Dive Brief:
- The U.S. Department of Education is moving to terminate the federal recognition of the Accrediting Council for Independent Colleges and Schools, a decision that would require the institutions it oversees to find a new accreditor in order to continue to access federal financial aid funding.
- This is not the first time ACICS has had its recognition pulled. The department under the Obama administration revoked it in 2016, though the Trump administration reverted the status two years later.
- ACICS said in a statement on its website that it plans to appeal the decision. If it loses the appeal, its colleges would have 18 months to find a new accreditor.
Dive Insight:
Jordan Matsudaira, a senior department official and recent political appointee, handed down the decision. It falls in line with a recommendation from department staff to nix ACICS's recognition, which the department's accreditation advisory group largely co-signed earlier this year.

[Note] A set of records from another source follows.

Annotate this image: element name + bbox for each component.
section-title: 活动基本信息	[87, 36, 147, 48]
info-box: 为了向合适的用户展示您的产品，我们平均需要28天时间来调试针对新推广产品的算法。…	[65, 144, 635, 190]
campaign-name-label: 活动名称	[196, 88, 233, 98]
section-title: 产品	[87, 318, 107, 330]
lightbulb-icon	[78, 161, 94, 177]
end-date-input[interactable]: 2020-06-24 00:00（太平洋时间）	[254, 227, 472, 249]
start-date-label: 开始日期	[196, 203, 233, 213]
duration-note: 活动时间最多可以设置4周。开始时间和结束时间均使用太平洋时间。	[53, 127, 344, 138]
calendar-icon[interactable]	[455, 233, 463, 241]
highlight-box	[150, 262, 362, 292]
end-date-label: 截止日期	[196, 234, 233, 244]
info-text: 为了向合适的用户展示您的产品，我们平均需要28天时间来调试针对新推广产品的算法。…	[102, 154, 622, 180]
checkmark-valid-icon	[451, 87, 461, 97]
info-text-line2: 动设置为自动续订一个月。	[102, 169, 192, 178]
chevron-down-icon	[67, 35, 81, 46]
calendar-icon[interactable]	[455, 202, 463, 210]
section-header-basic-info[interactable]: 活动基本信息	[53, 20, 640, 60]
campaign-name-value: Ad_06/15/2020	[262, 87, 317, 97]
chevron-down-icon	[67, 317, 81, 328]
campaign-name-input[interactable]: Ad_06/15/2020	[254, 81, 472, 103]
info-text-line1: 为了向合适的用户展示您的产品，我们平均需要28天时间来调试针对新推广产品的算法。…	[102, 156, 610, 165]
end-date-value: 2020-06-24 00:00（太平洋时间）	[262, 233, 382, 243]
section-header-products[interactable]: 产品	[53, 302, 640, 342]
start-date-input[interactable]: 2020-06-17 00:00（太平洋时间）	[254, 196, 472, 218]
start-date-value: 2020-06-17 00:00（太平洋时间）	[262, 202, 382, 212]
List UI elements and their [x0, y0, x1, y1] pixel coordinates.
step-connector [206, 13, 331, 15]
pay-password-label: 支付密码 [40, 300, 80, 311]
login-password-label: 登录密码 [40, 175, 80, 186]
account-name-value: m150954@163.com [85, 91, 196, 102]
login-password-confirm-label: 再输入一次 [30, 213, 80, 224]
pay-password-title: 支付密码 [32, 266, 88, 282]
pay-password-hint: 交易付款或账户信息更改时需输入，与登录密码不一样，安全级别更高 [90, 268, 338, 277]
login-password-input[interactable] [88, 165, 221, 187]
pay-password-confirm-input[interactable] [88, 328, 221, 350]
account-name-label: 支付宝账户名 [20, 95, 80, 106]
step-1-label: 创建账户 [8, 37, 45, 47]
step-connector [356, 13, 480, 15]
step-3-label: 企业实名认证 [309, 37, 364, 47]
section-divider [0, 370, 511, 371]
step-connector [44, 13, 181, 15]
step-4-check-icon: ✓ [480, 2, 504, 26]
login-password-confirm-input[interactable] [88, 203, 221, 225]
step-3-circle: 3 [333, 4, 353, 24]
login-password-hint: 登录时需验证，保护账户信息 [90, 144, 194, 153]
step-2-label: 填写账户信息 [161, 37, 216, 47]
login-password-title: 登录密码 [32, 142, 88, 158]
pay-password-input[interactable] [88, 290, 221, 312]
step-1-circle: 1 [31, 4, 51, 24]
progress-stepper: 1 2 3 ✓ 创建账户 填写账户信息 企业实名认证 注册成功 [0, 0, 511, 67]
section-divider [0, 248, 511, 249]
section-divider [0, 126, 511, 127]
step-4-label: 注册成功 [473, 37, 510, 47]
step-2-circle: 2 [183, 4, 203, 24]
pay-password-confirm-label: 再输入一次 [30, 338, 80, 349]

Department staff contended ACICS was falling short of meeting key oversight requirements, including training its site visitors and monitoring schools' financial health. The head of ACICS pushed back, arguing it was compliant and blamed "activist groups and political opponents of career colleges" for undue scrutiny.
In a 78-page letter dated Wednesday explaining the latest decision, Matsudaira wrote that the accreditor's "significant and systemic noncompliance with multiple regulatory recognition criteria leaves me no reasonable option but to terminate its recognition, effective immediately."
ACICS's membership has declined in recent years. It lists 81 college campuses on its website today, compared to around 260 in late 2016. A large chunk of those schools found a different accreditor following the 2016 decision to revoke ACICS's status.
The accreditor has 30 days to appeal the latest decision to the department's secretary, which it says it plans to do. Use of the courts also proved effective the last time it was in this situation. A federal judge in 2018 required the department to reconsider the move, saying it hadn't included enough available evidence in its review. That bumped the decision to the Trump administration's education secretary, Betsy DeVos, who reinstated ACICS.
Debate over whether ACICS should be allowed to accredit colleges hasn't died down, however. The department continued to find the accreditor out of compliance with several of its regulations. A prominent accreditation industry group sought to deny ACICS its endorsement. And a USA Today reporter found that the accreditor was unaware one of its schools apparently lacked students and instructors — information department staff and the accreditation advisory group weighed when making their recommendations.
ACICS President Michelle Edwards, in the organization's statement, accused the department of applying its standards unfairly and wrote that the accreditor had remedied its noncompliance. "All accreditors should see this moment as a wake-up call," Edwards wrote.
During deliberations about the department staff recommendation earlier this month, some members of the advisory committee commented that they hoped the level of scrutiny used in ACICS's case would be applied to accreditors broadly.
For-profit college trade group Career Education Colleges and Universities declined to comment on the department's decision.
Editor's note: This story has been updated with a statement from ACICS.